On obtient ce chiffre en divisant le nombre de suffrages exprimés lors du scrutin par le nombre de sièges disponibles après l’attribution de la prime majoritaire. Ce nombre est ensuite arrondi à l’entier supérieur. Le nombre de suffrages exprimés est obtenu en soustrayant le nombre de bulletins blancs ou nuls au nombre total de votes.

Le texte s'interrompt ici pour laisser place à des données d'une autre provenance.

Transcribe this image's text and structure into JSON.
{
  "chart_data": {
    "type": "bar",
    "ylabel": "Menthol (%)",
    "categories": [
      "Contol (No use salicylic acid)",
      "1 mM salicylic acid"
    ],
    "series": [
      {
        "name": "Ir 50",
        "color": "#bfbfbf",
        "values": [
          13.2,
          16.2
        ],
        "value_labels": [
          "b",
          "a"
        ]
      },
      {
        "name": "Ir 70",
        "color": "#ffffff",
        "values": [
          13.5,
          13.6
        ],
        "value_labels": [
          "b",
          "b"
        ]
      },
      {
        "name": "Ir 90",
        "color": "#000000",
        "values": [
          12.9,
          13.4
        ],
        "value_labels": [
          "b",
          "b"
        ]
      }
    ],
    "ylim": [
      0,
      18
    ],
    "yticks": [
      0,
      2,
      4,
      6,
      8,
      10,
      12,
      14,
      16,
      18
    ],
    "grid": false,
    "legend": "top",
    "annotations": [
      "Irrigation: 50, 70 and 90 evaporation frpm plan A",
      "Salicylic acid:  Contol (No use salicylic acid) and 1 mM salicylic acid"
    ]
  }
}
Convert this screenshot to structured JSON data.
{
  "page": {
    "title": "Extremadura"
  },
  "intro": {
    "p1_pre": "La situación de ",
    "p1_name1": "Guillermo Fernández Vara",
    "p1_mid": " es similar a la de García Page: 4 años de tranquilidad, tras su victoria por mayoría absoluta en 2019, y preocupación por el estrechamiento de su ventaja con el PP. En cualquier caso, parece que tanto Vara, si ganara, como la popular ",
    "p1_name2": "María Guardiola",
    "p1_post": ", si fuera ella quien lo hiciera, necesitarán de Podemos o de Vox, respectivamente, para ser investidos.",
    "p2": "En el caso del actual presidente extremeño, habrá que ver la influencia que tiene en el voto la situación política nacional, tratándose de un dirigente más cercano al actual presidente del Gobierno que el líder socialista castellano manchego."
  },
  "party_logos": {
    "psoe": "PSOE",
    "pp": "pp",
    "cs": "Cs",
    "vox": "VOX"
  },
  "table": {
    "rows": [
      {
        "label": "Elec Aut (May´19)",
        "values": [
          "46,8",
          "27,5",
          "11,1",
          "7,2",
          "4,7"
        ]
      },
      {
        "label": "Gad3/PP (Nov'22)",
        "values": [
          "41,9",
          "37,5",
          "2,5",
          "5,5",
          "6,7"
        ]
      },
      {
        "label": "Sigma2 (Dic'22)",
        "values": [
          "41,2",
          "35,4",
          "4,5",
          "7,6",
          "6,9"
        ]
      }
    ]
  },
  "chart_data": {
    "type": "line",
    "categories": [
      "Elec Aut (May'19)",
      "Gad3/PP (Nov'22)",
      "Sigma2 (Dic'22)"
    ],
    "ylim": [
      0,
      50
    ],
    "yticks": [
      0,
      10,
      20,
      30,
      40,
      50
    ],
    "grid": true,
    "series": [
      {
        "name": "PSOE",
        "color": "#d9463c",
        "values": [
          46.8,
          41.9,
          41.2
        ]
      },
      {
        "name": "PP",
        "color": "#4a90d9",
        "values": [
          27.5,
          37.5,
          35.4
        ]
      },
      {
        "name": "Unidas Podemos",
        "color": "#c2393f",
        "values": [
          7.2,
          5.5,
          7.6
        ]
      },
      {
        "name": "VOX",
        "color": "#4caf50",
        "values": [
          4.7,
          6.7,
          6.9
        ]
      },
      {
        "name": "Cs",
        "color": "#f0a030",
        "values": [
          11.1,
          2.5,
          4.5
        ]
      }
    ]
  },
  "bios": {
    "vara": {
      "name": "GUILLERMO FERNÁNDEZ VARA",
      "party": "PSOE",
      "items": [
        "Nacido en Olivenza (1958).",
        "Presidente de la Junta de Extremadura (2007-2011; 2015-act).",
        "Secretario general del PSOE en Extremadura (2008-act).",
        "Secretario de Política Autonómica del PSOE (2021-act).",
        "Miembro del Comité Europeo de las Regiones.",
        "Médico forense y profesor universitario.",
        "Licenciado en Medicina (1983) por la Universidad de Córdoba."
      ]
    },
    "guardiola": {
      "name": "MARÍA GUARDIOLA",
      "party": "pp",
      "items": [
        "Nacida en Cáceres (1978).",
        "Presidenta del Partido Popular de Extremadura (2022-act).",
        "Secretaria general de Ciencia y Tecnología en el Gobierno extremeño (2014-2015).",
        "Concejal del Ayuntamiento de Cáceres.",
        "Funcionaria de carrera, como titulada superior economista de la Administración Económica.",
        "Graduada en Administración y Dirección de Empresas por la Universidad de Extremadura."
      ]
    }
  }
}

Une fois obtenu le quotient électoral, il s’agit de déterminer la représentation proportionnelle de chaque liste à partir des voix exprimées. Elle est obtenue en obtenant le nombre de suffrages exprimés pour la liste par le QE, arrondi cette fois à l’entier inférieur.
La plus forte moyenne
Si tous les sièges n’ont pas été attribués à l’issue de la répartition proportionnelle, les postes vacants le sont par la méthode de la plus forte moyenne. La moyenne de chaque liste correspond au rapport entre le nombre de suffrages exprimés en sa faveur et le nombre de conseillers qu’elle a déjà, plus une unité (sans compter la prime majoritaire). Il est nécessaire d’appliquer cette méthode jusqu’à l’attribution de tous les sièges. Si deux moyennes sont égales, le siège est attribué à la liste ayant eu le plus de suffrages.